De acordo com o neurologista Paulo Caramelli, da UFMG, o tratamento é voltado a pacientes que apresentam alterações sutis de memória e cognição, mas que ainda mantêm autonomia para atividades básicas. O foco está em intervir antes que o quadro avance de forma significativa, o que torna o diagnóstico precoce essencial.

Segunda droga aprovada no País

Com essa liberação, o lecanemabe se torna o segundo medicamento autorizado no Brasil para esse perfil de pacientes. Em 2025, a Anvisa já havia aprovado o donanemabe, da Eli Lilly. Ambos pertencem à classe dos anticorpos monoclonais antiamiloides e agem em fases diferentes do depósito da proteína no cérebro.

Apesar das semelhanças, não há estudos que comparem diretamente as duas terapias. Especialistas reforçam que nenhuma delas gera melhora perceptível dos sintomas. O benefício está na desaceleração do declínio cognitivo, e não na recuperação da memória.

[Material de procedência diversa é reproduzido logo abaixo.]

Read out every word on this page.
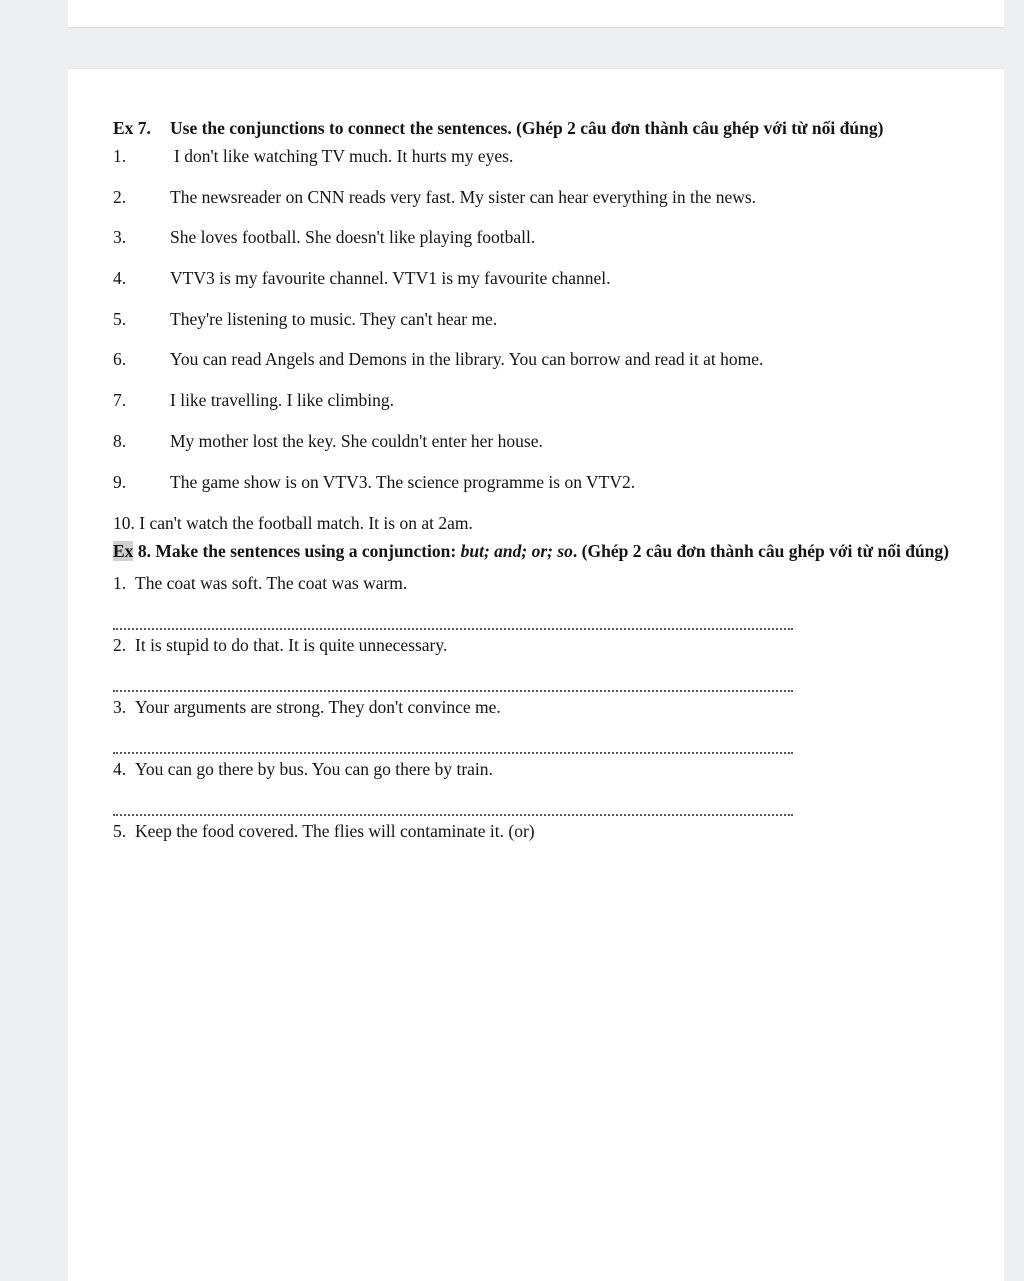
Ex 7.	Use the conjunctions to connect the sentences. (Ghép 2 câu đơn thành câu ghép với từ nối đúng)
1.	I don't like watching TV much. It hurts my eyes.
2.	The newsreader on CNN reads very fast. My sister can hear everything in the news.
3.	She loves football. She doesn't like playing football.
4.	VTV3 is my favourite channel. VTV1 is my favourite channel.
5.	They're listening to music. They can't hear me.
6.	You can read Angels and Demons in the library. You can borrow and read it at home.
7.	I like travelling. I like climbing.
8.	My mother lost the key. She couldn't enter her house.
9.	The game show is on VTV3. The science programme is on VTV2.
10. I can't watch the football match. It is on at 2am.
Ex 8. Make the sentences using a conjunction: but; and; or; so. (Ghép 2 câu đơn thành câu ghép với từ nối đúng)
1. The coat was soft. The coat was warm.
2. It is stupid to do that. It is quite unnecessary.
3. Your arguments are strong. They don't convince me.
4. You can go there by bus. You can go there by train.
5. Keep the food covered. The flies will contaminate it. (or)
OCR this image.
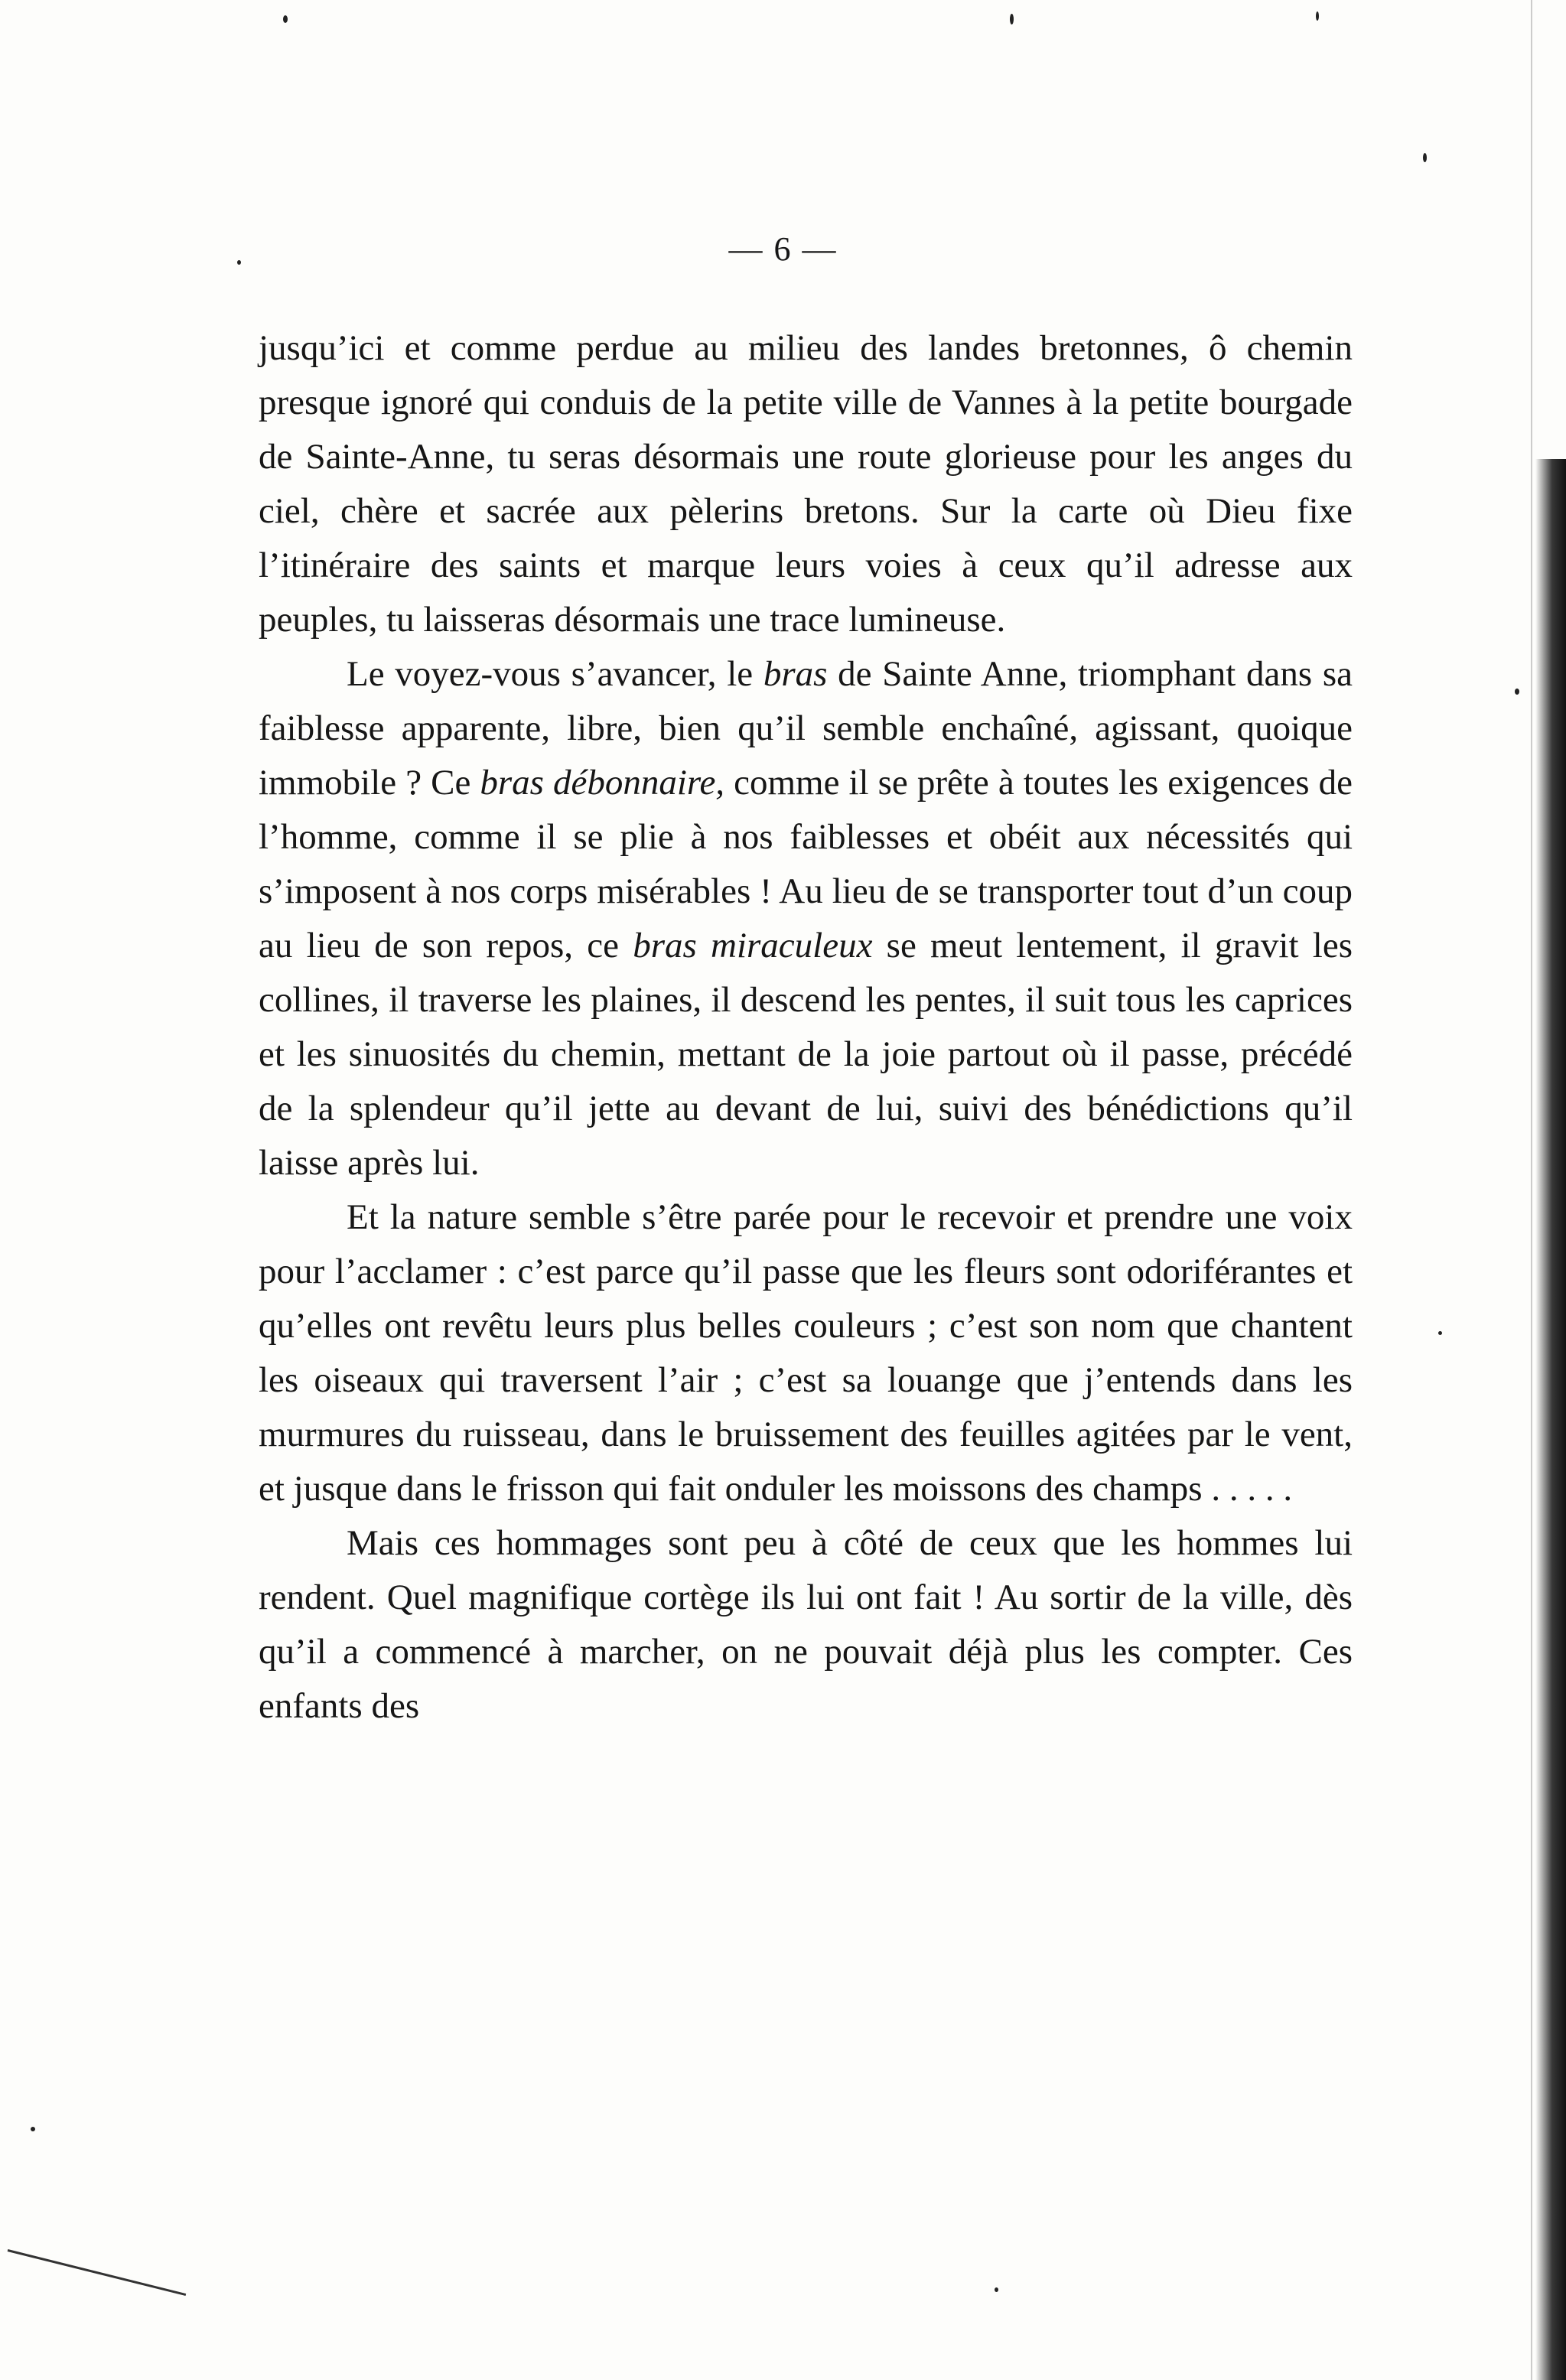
— 6 —

jusqu’ici et comme perdue au milieu des landes bretonnes, ô chemin presque ignoré qui conduis de la petite ville de Vannes à la petite bourgade de Sainte-Anne, tu seras désormais une route glorieuse pour les anges du ciel, chère et sacrée aux pèlerins bretons. Sur la carte où Dieu fixe l’itinéraire des saints et marque leurs voies à ceux qu’il adresse aux peuples, tu laisseras désormais une trace lumineuse.

Le voyez-vous s’avancer, le bras de Sainte Anne, triomphant dans sa faiblesse apparente, libre, bien qu’il semble enchaîné, agissant, quoique immobile ? Ce bras débonnaire, comme il se prête à toutes les exigences de l’homme, comme il se plie à nos faiblesses et obéit aux nécessités qui s’imposent à nos corps misérables ! Au lieu de se transporter tout d’un coup au lieu de son repos, ce bras miraculeux se meut lentement, il gravit les collines, il traverse les plaines, il descend les pentes, il suit tous les caprices et les sinuosités du chemin, mettant de la joie partout où il passe, précédé de la splendeur qu’il jette au devant de lui, suivi des bénédictions qu’il laisse après lui.

Et la nature semble s’être parée pour le recevoir et prendre une voix pour l’acclamer : c’est parce qu’il passe que les fleurs sont odoriférantes et qu’elles ont revêtu leurs plus belles couleurs ; c’est son nom que chantent les oiseaux qui traversent l’air ; c’est sa louange que j’entends dans les murmures du ruisseau, dans le bruissement des feuilles agitées par le vent, et jusque dans le frisson qui fait onduler les moissons des champs . . . . .

Mais ces hommages sont peu à côté de ceux que les hommes lui rendent. Quel magnifique cortège ils lui ont fait ! Au sortir de la ville, dès qu’il a commencé à marcher, on ne pouvait déjà plus les compter. Ces enfants des
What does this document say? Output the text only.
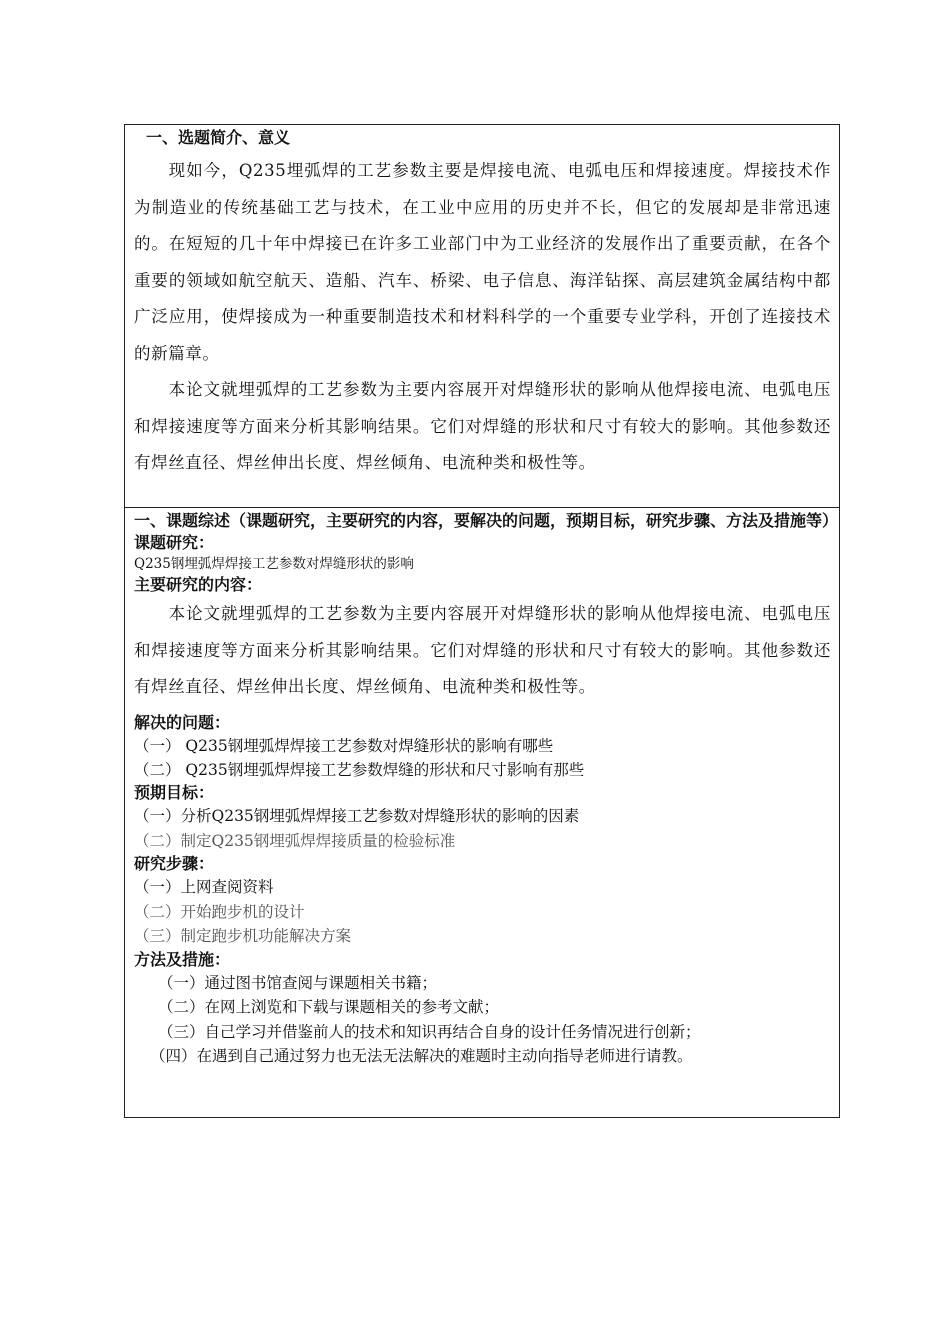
一、选题简介、意义

现如今，Q235埋弧焊的工艺参数主要是焊接电流、电弧电压和焊接速度。焊接技术作为制造业的传统基础工艺与技术，在工业中应用的历史并不长，但它的发展却是非常迅速的。在短短的几十年中焊接已在许多工业部门中为工业经济的发展作出了重要贡献，在各个重要的领域如航空航天、造船、汽车、桥梁、电子信息、海洋钻探、高层建筑金属结构中都广泛应用，使焊接成为一种重要制造技术和材料科学的一个重要专业学科，开创了连接技术的新篇章。

本论文就埋弧焊的工艺参数为主要内容展开对焊缝形状的影响从他焊接电流、电弧电压和焊接速度等方面来分析其影响结果。它们对焊缝的形状和尺寸有较大的影响。其他参数还有焊丝直径、焊丝伸出长度、焊丝倾角、电流种类和极性等。

一、课题综述（课题研究，主要研究的内容，要解决的问题，预期目标，研究步骤、方法及措施等）
课题研究：
Q235钢埋弧焊焊接工艺参数对焊缝形状的影响
主要研究的内容：

本论文就埋弧焊的工艺参数为主要内容展开对焊缝形状的影响从他焊接电流、电弧电压和焊接速度等方面来分析其影响结果。它们对焊缝的形状和尺寸有较大的影响。其他参数还有焊丝直径、焊丝伸出长度、焊丝倾角、电流种类和极性等。

解决的问题：
（一） Q235钢埋弧焊焊接工艺参数对焊缝形状的影响有哪些
（二） Q235钢埋弧焊焊接工艺参数焊缝的形状和尺寸影响有那些
预期目标：
（一）分析Q235钢埋弧焊焊接工艺参数对焊缝形状的影响的因素
（二）制定Q235钢埋弧焊焊接质量的检验标准
研究步骤：
（一）上网查阅资料
（二）开始跑步机的设计
（三）制定跑步机功能解决方案
方法及措施：
（一）通过图书馆查阅与课题相关书籍；
（二）在网上浏览和下载与课题相关的参考文献；
（三）自己学习并借鉴前人的技术和知识再结合自身的设计任务情况进行创新；
（四）在遇到自己通过努力也无法无法解决的难题时主动向指导老师进行请教。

Resultados clínicos e controvérsias

Ensaios clínicos com acompanhamento de aproximadamente um ano e meio indicaram que pacientes tratados com lecanemabe apresentaram progressão mais lenta da doença em relação ao grupo placebo. Ainda assim, o impacto clínico é considerado moderado, o que mantém o debate científico em aberto.

Segundo o pesquisador Eduardo Zimmer, do Instituto D’Or, para o Estadão, embora não exista consenso absoluto sobre a causa do Alzheimer, há evidências de que a redução das placas de beta amiloide contribui para retardar a evolução da doença. Esse é o principal argumento a favor do uso do medicamento, mesmo com benefícios limitados.

Tratamento, riscos e acesso

O tratamento é feito por infusões intravenosas a cada duas semanas, em ambiente especializado. Antes de iniciar, é necessário confirmar a presença da patologia amiloide e realizar testes genéticos para identificar a variante APOE ε4(E4), que contraindica o uso do medicamento devido ao risco aumentado de efeitos adversos.

O alto custo e a necessidade de infraestrutura adequada dificultam a incorporação do lecanemabe ao Sistema Único de Saúde. Nos Estados Unidos, o tratamento anual custa cerca de 26 mil dólares. A falta de centros especializados e equipes treinadas segue como um dos principais entraves para ampliar o acesso no Brasil.